The main host of Staegeriella necopinata is lady's bedstraw (Galium verum, see picture above). Other aphid species specific to bedstraws include Aphis galiiscabri and Linosiphon galiophagum (both mainly on hedge bedstraw, Galium mollugo), Hydaphias mosana (found at the stem base of lady's bedstraw) and Hydaphias hofmanni (found on the roots of either bedstraw species).
Staegeriella necopinata is found up the stem and on the flowers of lady's bedstraw, but it especially favours the growing point (see picture above).
The immatures (see first picture above) are distinctive, with blue-grey wax intersegmentally. The adult (see second picture above) has no wax on the dorsum.
As the plant grows the colony extends from the growing point down the stem (see picture above).

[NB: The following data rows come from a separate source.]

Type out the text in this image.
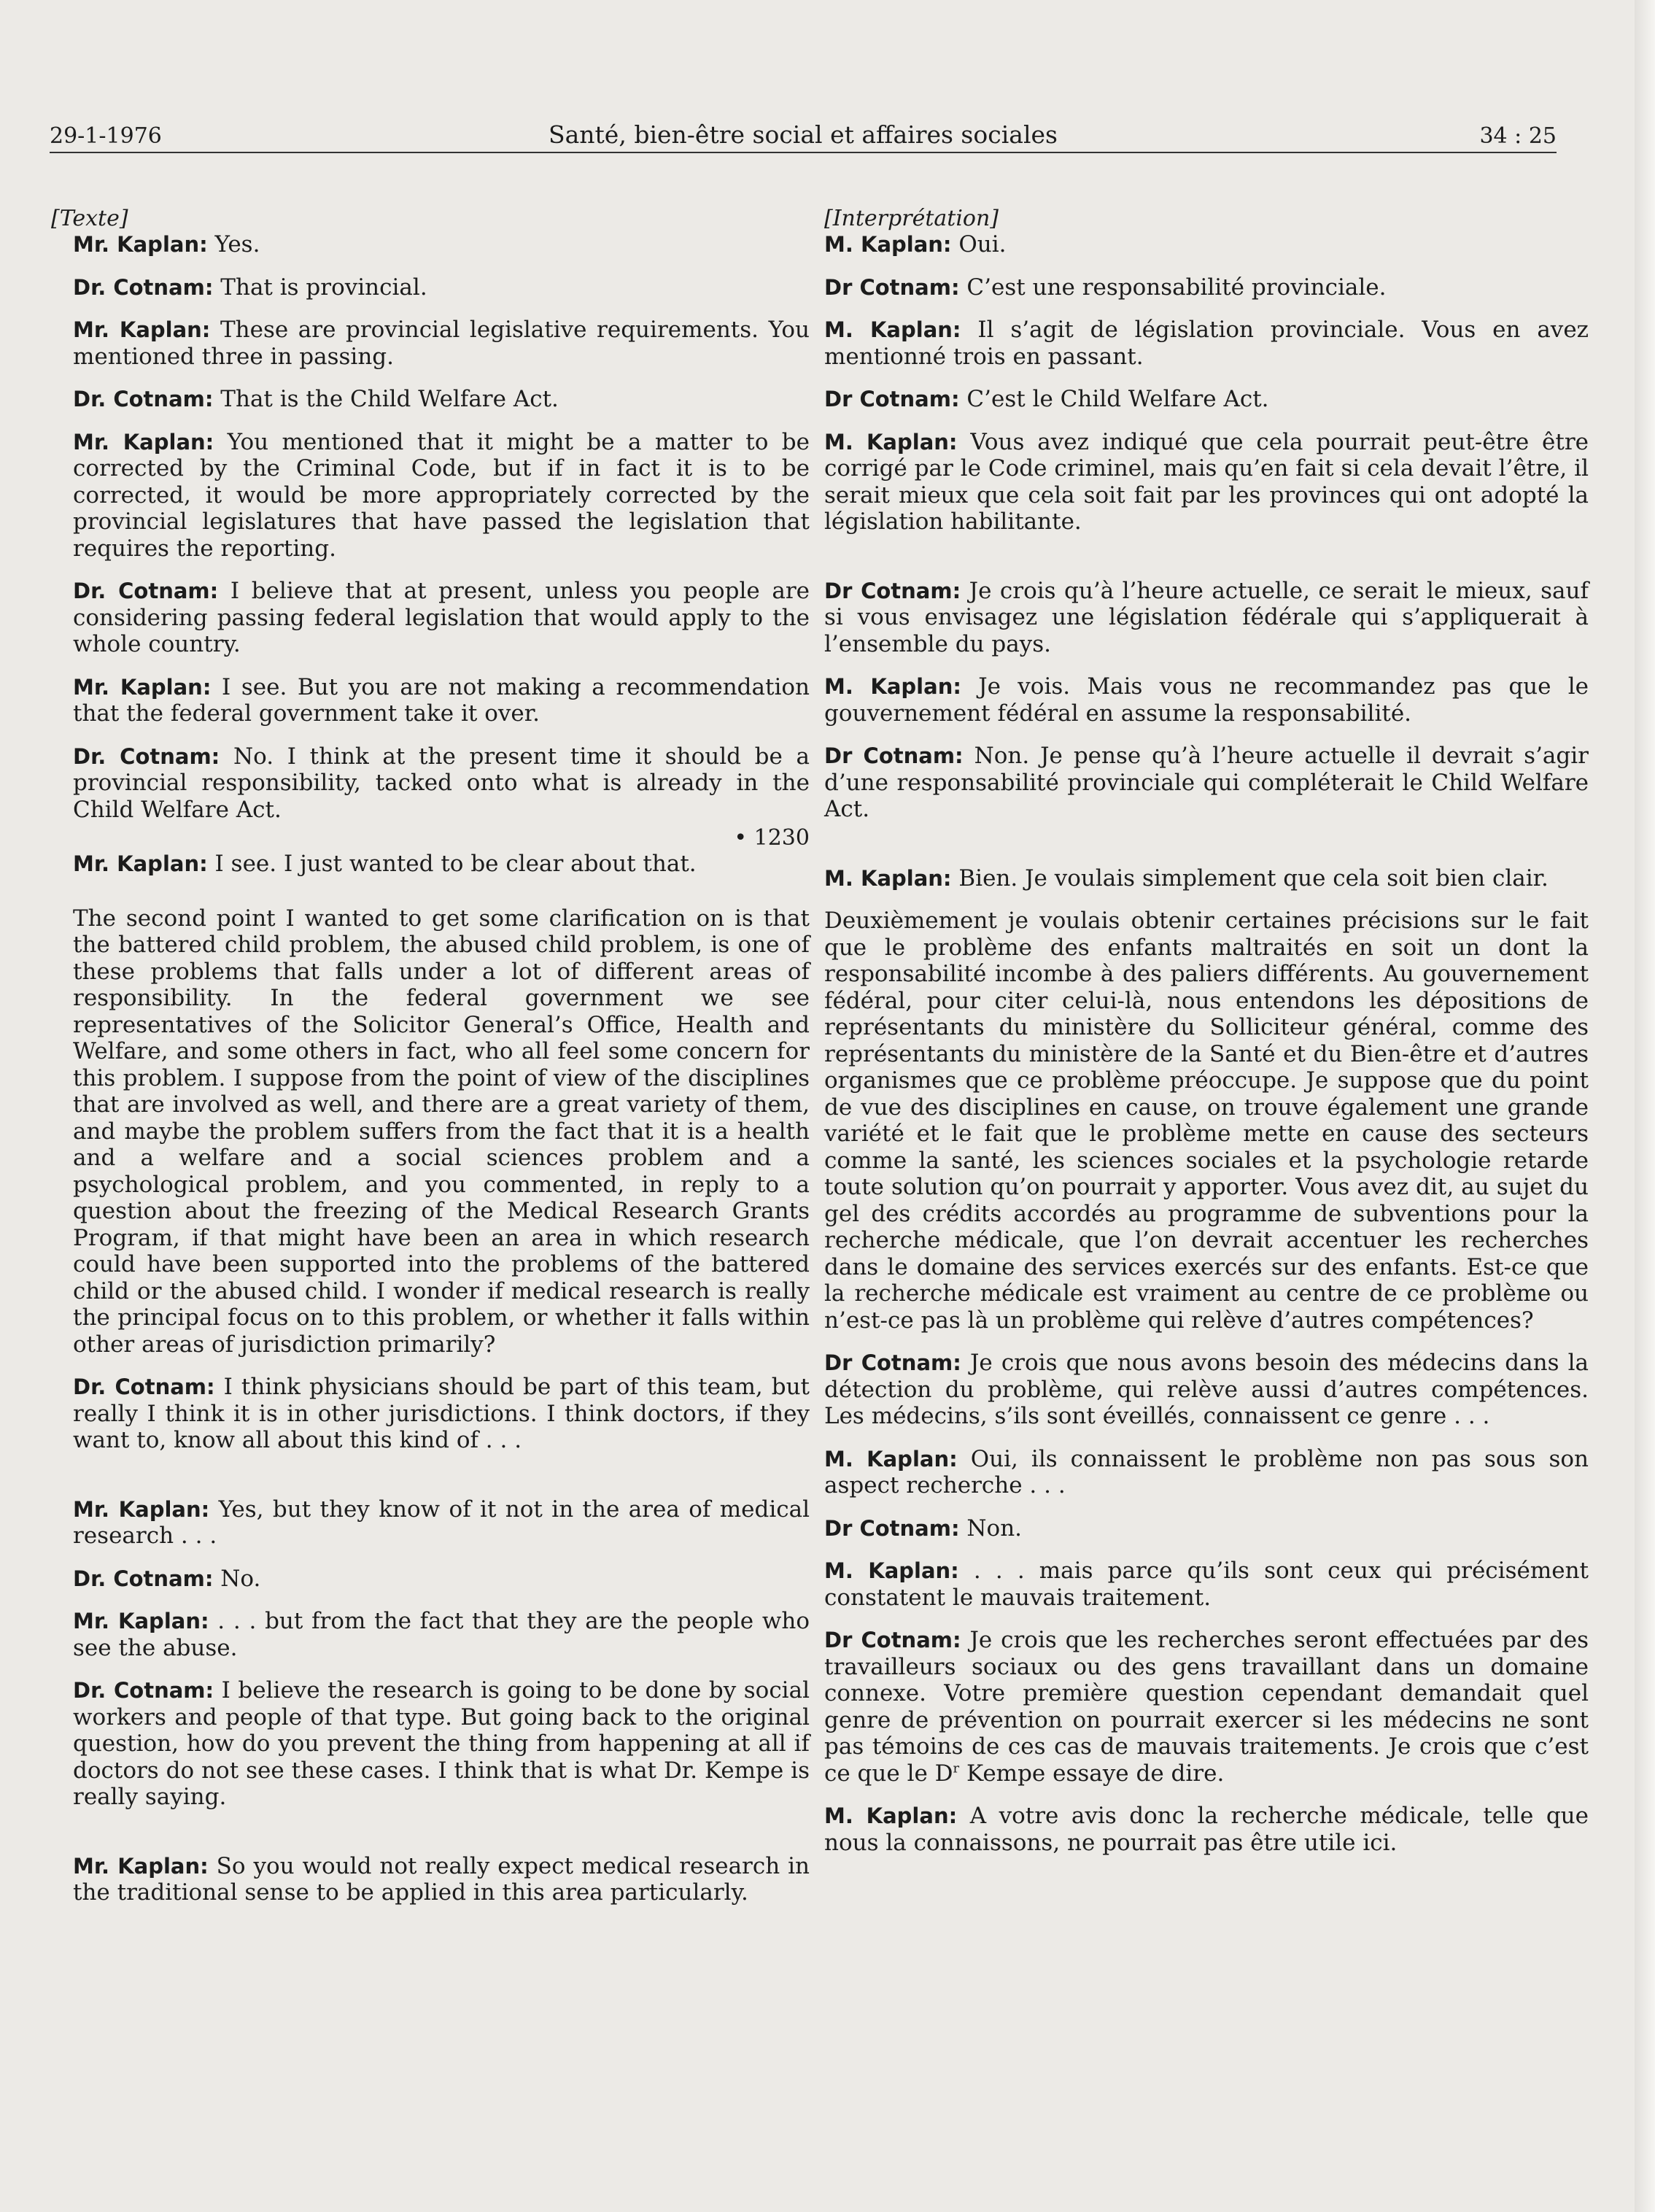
29-1-1976	Santé, bien-être social et affaires sociales	34 : 25
[Texte]

Mr. Kaplan: Yes.

Dr. Cotnam: That is provincial.

Mr. Kaplan: These are provincial legislative requirements. You mentioned three in passing.

Dr. Cotnam: That is the Child Welfare Act.

Mr. Kaplan: You mentioned that it might be a matter to be corrected by the Criminal Code, but if in fact it is to be corrected, it would be more appropriately corrected by the provincial legislatures that have passed the legislation that requires the reporting.

Dr. Cotnam: I believe that at present, unless you people are considering passing federal legislation that would apply to the whole country.

Mr. Kaplan: I see. But you are not making a recommendation that the federal government take it over.

Dr. Cotnam: No. I think at the present time it should be a provincial responsibility, tacked onto what is already in the Child Welfare Act.

• 1230

Mr. Kaplan: I see. I just wanted to be clear about that.

The second point I wanted to get some clarification on is that the battered child problem, the abused child problem, is one of these problems that falls under a lot of different areas of responsibility. In the federal government we see representatives of the Solicitor General’s Office, Health and Welfare, and some others in fact, who all feel some concern for this problem. I suppose from the point of view of the disciplines that are involved as well, and there are a great variety of them, and maybe the problem suffers from the fact that it is a health and a welfare and a social sciences problem and a psychological problem, and you commented, in reply to a question about the freezing of the Medical Research Grants Program, if that might have been an area in which research could have been supported into the problems of the battered child or the abused child. I wonder if medical research is really the principal focus on to this problem, or whether it falls within other areas of jurisdiction primarily?

Dr. Cotnam: I think physicians should be part of this team, but really I think it is in other jurisdictions. I think doctors, if they want to, know all about this kind of . . .

Mr. Kaplan: Yes, but they know of it not in the area of medical research . . .

Dr. Cotnam: No.

Mr. Kaplan: . . . but from the fact that they are the people who see the abuse.

Dr. Cotnam: I believe the research is going to be done by social workers and people of that type. But going back to the original question, how do you prevent the thing from happening at all if doctors do not see these cases. I think that is what Dr. Kempe is really saying.

Mr. Kaplan: So you would not really expect medical research in the traditional sense to be applied in this area particularly.

[Interprétation]

M. Kaplan: Oui.

Dr Cotnam: C’est une responsabilité provinciale.

M. Kaplan: Il s’agit de législation provinciale. Vous en avez mentionné trois en passant.

Dr Cotnam: C’est le Child Welfare Act.

M. Kaplan: Vous avez indiqué que cela pourrait peut-être être corrigé par le Code criminel, mais qu’en fait si cela devait l’être, il serait mieux que cela soit fait par les provinces qui ont adopté la législation habilitante.

Dr Cotnam: Je crois qu’à l’heure actuelle, ce serait le mieux, sauf si vous envisagez une législation fédérale qui s’appliquerait à l’ensemble du pays.

M. Kaplan: Je vois. Mais vous ne recommandez pas que le gouvernement fédéral en assume la responsabilité.

Dr Cotnam: Non. Je pense qu’à l’heure actuelle il devrait s’agir d’une responsabilité provinciale qui compléterait le Child Welfare Act.

M. Kaplan: Bien. Je voulais simplement que cela soit bien clair.

Deuxièmement je voulais obtenir certaines précisions sur le fait que le problème des enfants maltraités en soit un dont la responsabilité incombe à des paliers différents. Au gouvernement fédéral, pour citer celui-là, nous entendons les dépositions de représentants du ministère du Solliciteur général, comme des représentants du ministère de la Santé et du Bien-être et d’autres organismes que ce problème préoccupe. Je suppose que du point de vue des disciplines en cause, on trouve également une grande variété et le fait que le problème mette en cause des secteurs comme la santé, les sciences sociales et la psychologie retarde toute solution qu’on pourrait y apporter. Vous avez dit, au sujet du gel des crédits accordés au programme de subventions pour la recherche médicale, que l’on devrait accentuer les recherches dans le domaine des services exercés sur des enfants. Est-ce que la recherche médicale est vraiment au centre de ce problème ou n’est-ce pas là un problème qui relève d’autres compétences?

Dr Cotnam: Je crois que nous avons besoin des médecins dans la détection du problème, qui relève aussi d’autres compétences. Les médecins, s’ils sont éveillés, connaissent ce genre . . .

M. Kaplan: Oui, ils connaissent le problème non pas sous son aspect recherche . . .

Dr Cotnam: Non.

M. Kaplan: . . . mais parce qu’ils sont ceux qui précisément constatent le mauvais traitement.

Dr Cotnam: Je crois que les recherches seront effectuées par des travailleurs sociaux ou des gens travaillant dans un domaine connexe. Votre première question cependant demandait quel genre de prévention on pourrait exercer si les médecins ne sont pas témoins de ces cas de mauvais traitements. Je crois que c’est ce que le $D^r$ Kempe essaye de dire.

M. Kaplan: A votre avis donc la recherche médicale, telle que nous la connaissons, ne pourrait pas être utile ici.
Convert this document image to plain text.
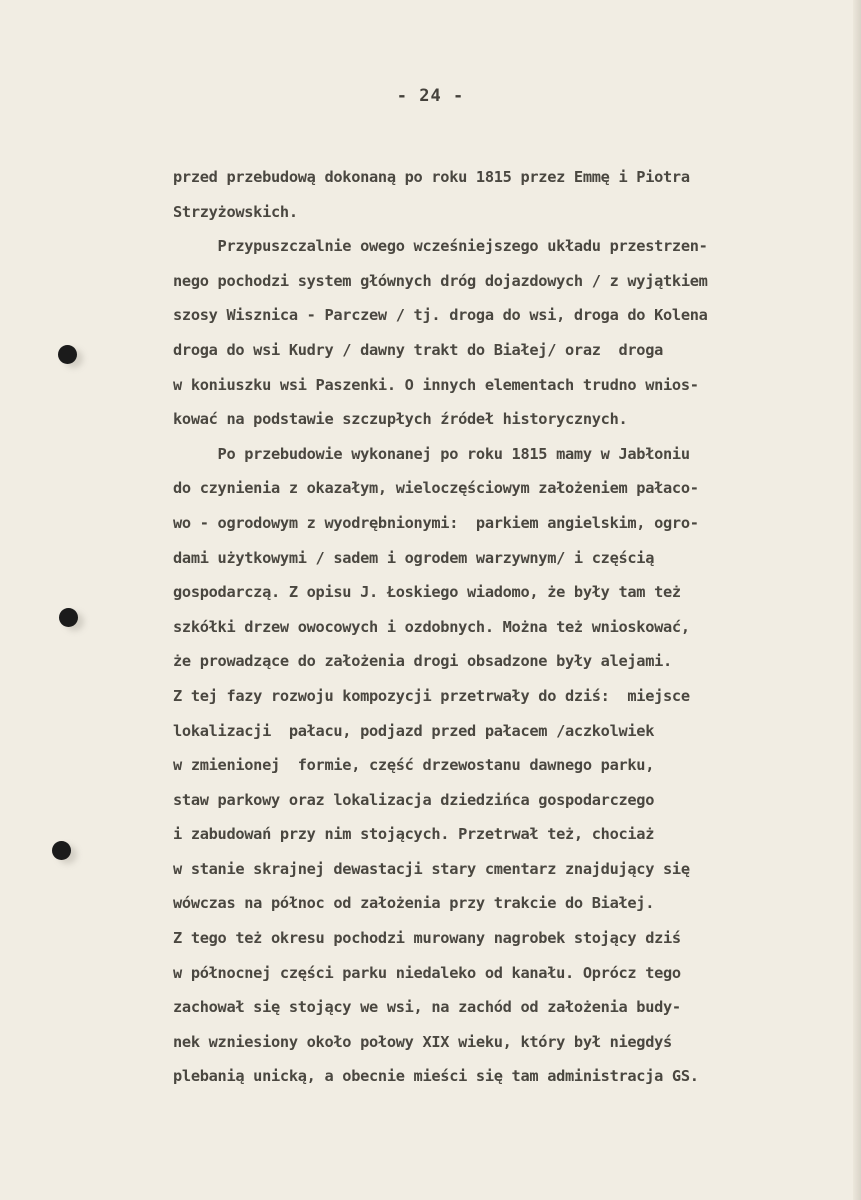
- 24 -
przed przebudową dokonaną po roku 1815 przez Emmę i Piotra
Strzyżowskich.
Przypuszczalnie owego wcześniejszego układu przestrzen-
nego pochodzi system głównych dróg dojazdowych / z wyjątkiem
szosy Wisznica - Parczew / tj. droga do wsi, droga do Kolena
droga do wsi Kudry / dawny trakt do Białej/ oraz  droga
w koniuszku wsi Paszenki. O innych elementach trudno wnios-
kować na podstawie szczupłych źródeł historycznych.
Po przebudowie wykonanej po roku 1815 mamy w Jabłoniu
do czynienia z okazałym, wieloczęściowym założeniem pałaco-
wo - ogrodowym z wyodrębnionymi:  parkiem angielskim, ogro-
dami użytkowymi / sadem i ogrodem warzywnym/ i częścią
gospodarczą. Z opisu J. Łoskiego wiadomo, że były tam też
szkółki drzew owocowych i ozdobnych. Można też wnioskować,
że prowadzące do założenia drogi obsadzone były alejami.
Z tej fazy rozwoju kompozycji przetrwały do dziś:  miejsce
lokalizacji  pałacu, podjazd przed pałacem /aczkolwiek
w zmienionej  formie, część drzewostanu dawnego parku,
staw parkowy oraz lokalizacja dziedzińca gospodarczego
i zabudowań przy nim stojących. Przetrwał też, chociaż
w stanie skrajnej dewastacji stary cmentarz znajdujący się
wówczas na północ od założenia przy trakcie do Białej.
Z tego też okresu pochodzi murowany nagrobek stojący dziś
w północnej części parku niedaleko od kanału. Oprócz tego
zachował się stojący we wsi, na zachód od założenia budy-
nek wzniesiony około połowy XIX wieku, który był niegdyś
plebanią unicką, a obecnie mieści się tam administracja GS.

Sexual forms develop in autumn - the picture above shows the alate male Staegeriella.
Staegeriella necopinata is not generally considered to be ant-attended, and none of the colonies we have found has been attended. However, Ozdemir et al. (2008) has recorded ant attendance of Staegeriella necopinata on Galium verum by the ants Plagiolepis pallescens and Plagiolepis vindobonensis in Ankara Province, Turkey.
Staegeriella necopinata can be found in close association with Myzus cerasi, a host alternating aphid species which uses Galium as its secondary host. The picture below shows an immature Myzus cerasi feeding beside an immature future alate male Staegeriella necopinata on the growing shoot of lady's bedstraw.
When this photo was taken (late September) the Myzus cerasi were producing alates (see fourth instar alatiform nymph below) which would migrate back to their primary host, cherry (Prunus cerasus).
We found no predators or parasitoids attacking the colonies we found on lady's bedstraw in East Sussex. Baker & Broad (2013) reported finding brown mummies of Staegeriella necopinata in Porthkerry Park, Barry in Wales. The parasitoid, Binodoxys brevicornis, proved to be a new species to Britain.
Other aphids on same host:
Staegeriella necopinata has been recorded on 9 Galium species: Galium aparine, Galium boreale, Galium ceratopodum, Galium glaucum, Galium intermedium, Galium lucidum, Galium mollugo, Galium rubrum and Galium verum.